Sometimes he turns around, finds her peering over his shoulder, watching and learning without a word. There's amusement when she tries – and fails – to use them on him. There's a sense of pride under his indignation when she succeeds.
Most of the time, she uses her own ways, walks her own path to get there – and it's always a pleasure to meet her at half point, facing each other in the middle of the road with matching grins and teasing banter. Never mind that at half point isn't always geometrically exact.
She never asks if she did good.
She doesn't need to be told. He still tells her, sometimes, and she rolls her eyes at him. But when he smiles, she smiles back, and when he teases her, she rolls her eyes again.
("Do you trust me?" he asks sometimes, and though the words coming out of her mouth are uneasy, her eyes are warm and always say yes.)
He likes to express his gratitude with extravagance.
There was a pony, once, and expensive emerald jewellery.
But though he collects her taken aback, rapt with wonder, surprised expressions like others collect pictures of kittens and rainbows, those are not gifts she keeps for herself. Those are self-serving gifts for him, moments in time to revisit when he gets tired of anguish and blood and inhuman cruelty.

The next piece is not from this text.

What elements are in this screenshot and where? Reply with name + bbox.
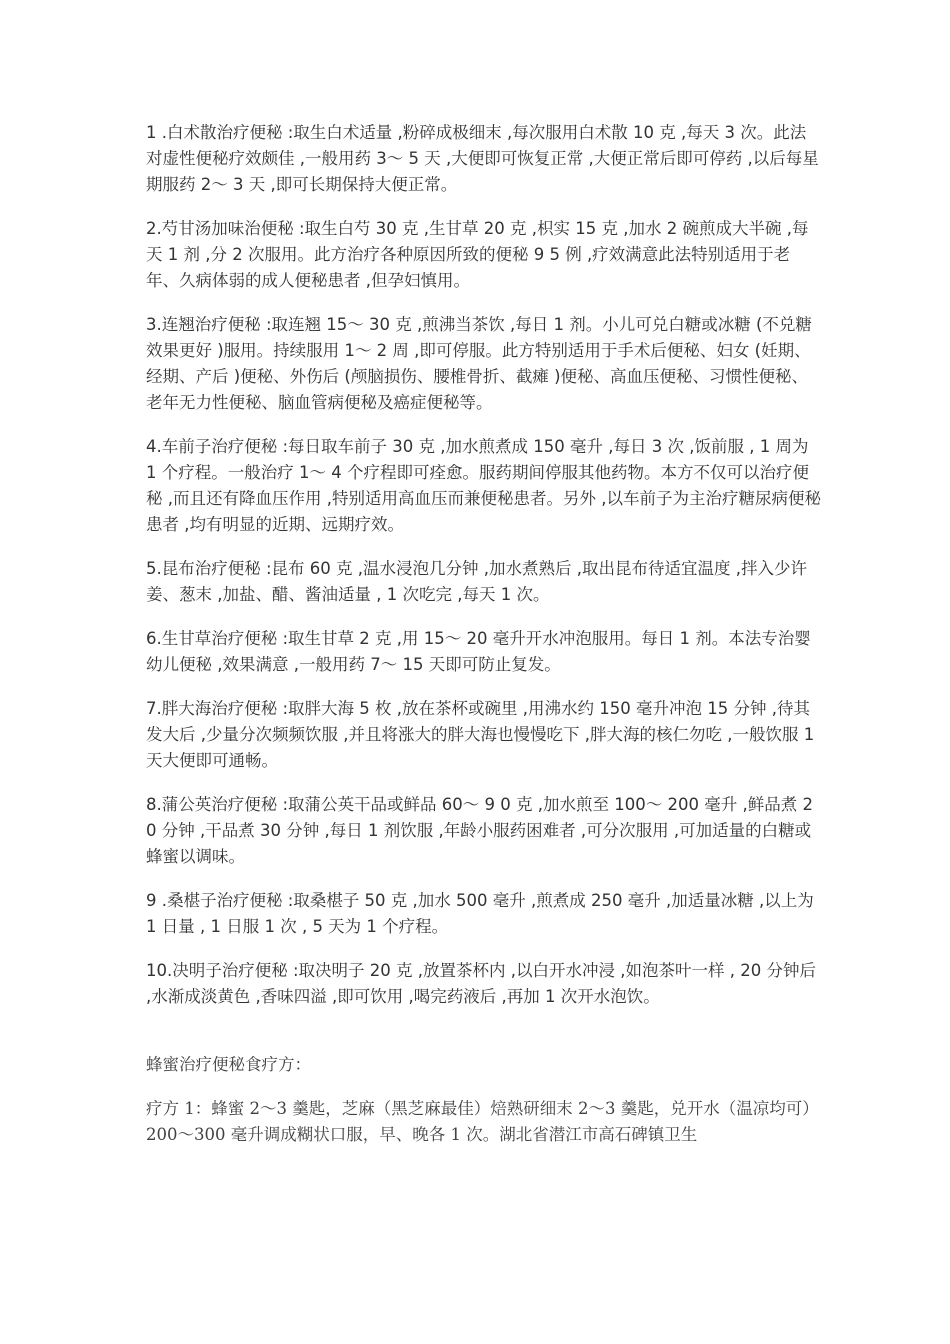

The gifts she keeps are those he wraps in layers of tangled ropes, webs and trickery, those he reveals only after days of hard work – those who scream and protest and curse as she handcuffs them, while he watches one step removed as satisfaction bloom onto her whole being.
"You go, girl," he whispers – and she raises her eyebrows at him, a not-quite smile on her lips before walking out chin held high, features frozen in a fierce expression that raises goosebumps on his skin.

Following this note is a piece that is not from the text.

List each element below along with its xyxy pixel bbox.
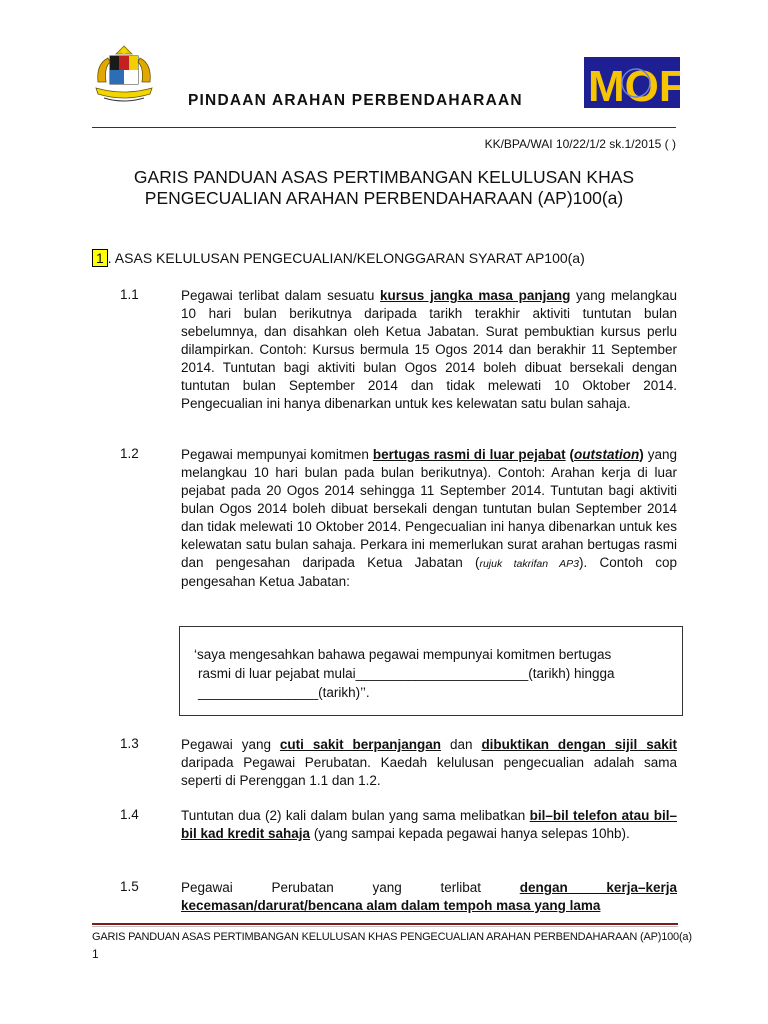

Then again, there are other moments – underrated moments he wouldn't care for if he was the same man he used to be, before his heart was torn apart, left to bleed out cold and bare on a hard mattress under the Other's moonlit smile.
Quiet moments.
The peaceful glint of her eyes meeting his over a shared cup of ice cream.
The curious arch of her eyebrows in an old Mustang, undeterred from her questioning by his admission of missing her.
The faint surprise in her own voice as she returns the feeling.
The flickers of worry on her face as he boards an ambulance and holds a three-ways conversation with a ghost.
The generous curve of her lips as she smiles, ravishingly confident, over a handful of jelly dinosaurs.
The trust they share. Unrelated to a specific moment, but permeating them all.
And he uses grand gestures and showmanship to show his appreciation, but he's starting to realise the small things – those small things – are what really get to her.
They definitely get to him.
(They are not in love – not yet. They'll get there, eventually.)